Brian Walsh, JD,  has worked for the City of Minneapolis for over ten years. He built its Labor Standards Enforcement Division following passage of a Sick and Safe Time ordinance in 2016.

Mel Koe is the Minnesota Organizer for Main Street Alliance and builds power with small businesses to impact change. Mel enters this work with a public health lens and worked in different public health spaces prior to Main Street Alliance.

Andrew Wolf,  PhD, is a labor sociologist who received his PhD at the University of Wisconsin-Madison, and is a Workplace Justice Lab@RU Affiliated Scholar.

Tyler Hilsabeck is the Director of Small Business Development at the Metropolitan Consortium of Community Developers.  Prior to MCCD, Tyler worked for Bank of America and attended the University of Wisconsin-Madison.

Star Tribune Reports on Pilot Project's Launch

On December 15, 2022, the Star Tribune reported on the launch of the pilot project to provide subsidized payroll and bookkeeping services to small businesses with the goal of improving job quality and labor compliance. The City of Minneapolis provided seed funding for the pilot, and the program is a collaboration among the City, Workplace Justice Lab@RU, Main Street Alliance, and the Metropolitan Consortium of Community Developers.

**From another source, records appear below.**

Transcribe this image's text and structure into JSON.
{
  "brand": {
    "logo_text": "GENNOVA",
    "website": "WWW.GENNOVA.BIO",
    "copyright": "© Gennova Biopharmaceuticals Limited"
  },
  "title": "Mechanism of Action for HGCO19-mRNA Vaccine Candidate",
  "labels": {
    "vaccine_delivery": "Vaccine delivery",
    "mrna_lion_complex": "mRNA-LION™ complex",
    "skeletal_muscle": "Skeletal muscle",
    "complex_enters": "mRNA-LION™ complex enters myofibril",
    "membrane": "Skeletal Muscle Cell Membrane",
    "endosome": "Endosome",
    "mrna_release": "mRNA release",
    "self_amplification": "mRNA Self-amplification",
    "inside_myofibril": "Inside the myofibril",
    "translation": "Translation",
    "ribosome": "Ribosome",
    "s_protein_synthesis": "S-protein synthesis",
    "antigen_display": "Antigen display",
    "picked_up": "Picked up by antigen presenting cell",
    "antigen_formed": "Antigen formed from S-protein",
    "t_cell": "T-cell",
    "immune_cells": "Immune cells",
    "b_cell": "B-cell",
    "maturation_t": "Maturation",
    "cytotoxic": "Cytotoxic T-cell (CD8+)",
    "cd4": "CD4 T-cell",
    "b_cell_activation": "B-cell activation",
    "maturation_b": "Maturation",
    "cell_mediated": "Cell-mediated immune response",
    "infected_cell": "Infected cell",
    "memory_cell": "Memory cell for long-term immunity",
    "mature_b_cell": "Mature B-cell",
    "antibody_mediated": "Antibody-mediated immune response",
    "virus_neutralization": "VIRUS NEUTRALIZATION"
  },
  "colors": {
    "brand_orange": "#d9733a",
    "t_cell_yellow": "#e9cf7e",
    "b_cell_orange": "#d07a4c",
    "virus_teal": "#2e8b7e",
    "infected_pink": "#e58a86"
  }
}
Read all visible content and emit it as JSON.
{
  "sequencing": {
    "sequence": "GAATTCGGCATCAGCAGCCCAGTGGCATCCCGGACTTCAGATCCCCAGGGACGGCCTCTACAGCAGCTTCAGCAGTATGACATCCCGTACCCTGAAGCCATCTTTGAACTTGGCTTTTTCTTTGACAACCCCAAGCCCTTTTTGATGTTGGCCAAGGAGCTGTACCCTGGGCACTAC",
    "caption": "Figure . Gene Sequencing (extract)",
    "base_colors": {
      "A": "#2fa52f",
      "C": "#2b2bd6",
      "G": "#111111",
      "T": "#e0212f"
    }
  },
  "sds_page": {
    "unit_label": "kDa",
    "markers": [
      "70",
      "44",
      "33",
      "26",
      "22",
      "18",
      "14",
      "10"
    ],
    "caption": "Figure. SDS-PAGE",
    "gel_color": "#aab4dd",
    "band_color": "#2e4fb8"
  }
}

wjl@RU receives major grant from WorkRise

The Workplace Justice Lab at Rutgers University is proud to receive a major grant from WorkRise, a research-to-action network on jobs, workers, and mobility based at the Urban Institute. The grant will support a pilot study in partnership with the City of Minneapolis Labor Standards Enforcement Division on Small Business High-Road Labor Standards Intervention to build the state of knowledge on promising programs and interventions aimed at strengthening upward economic mobility and career advancement for low-wage workers. The nine projects that received funding will test a variety of workforce strategies: digital upskilling for vulnerable workers, leveraging data science to improve equity and access to employment opportunities, or working with small businesses on improving job quality.

Minneapolis Small Business and Labor Enforcement Roundtable

In August 2022, we launched the Minneapolis Small Business and Labor Enforcement Roundtable, which brings together small business owners, community organizations, and government agencies and legislators to identify challenges to small businesses in raising job quality and pilot potential solutions.Janice Fine presents at 1st Minnesota Small Business Roundtable.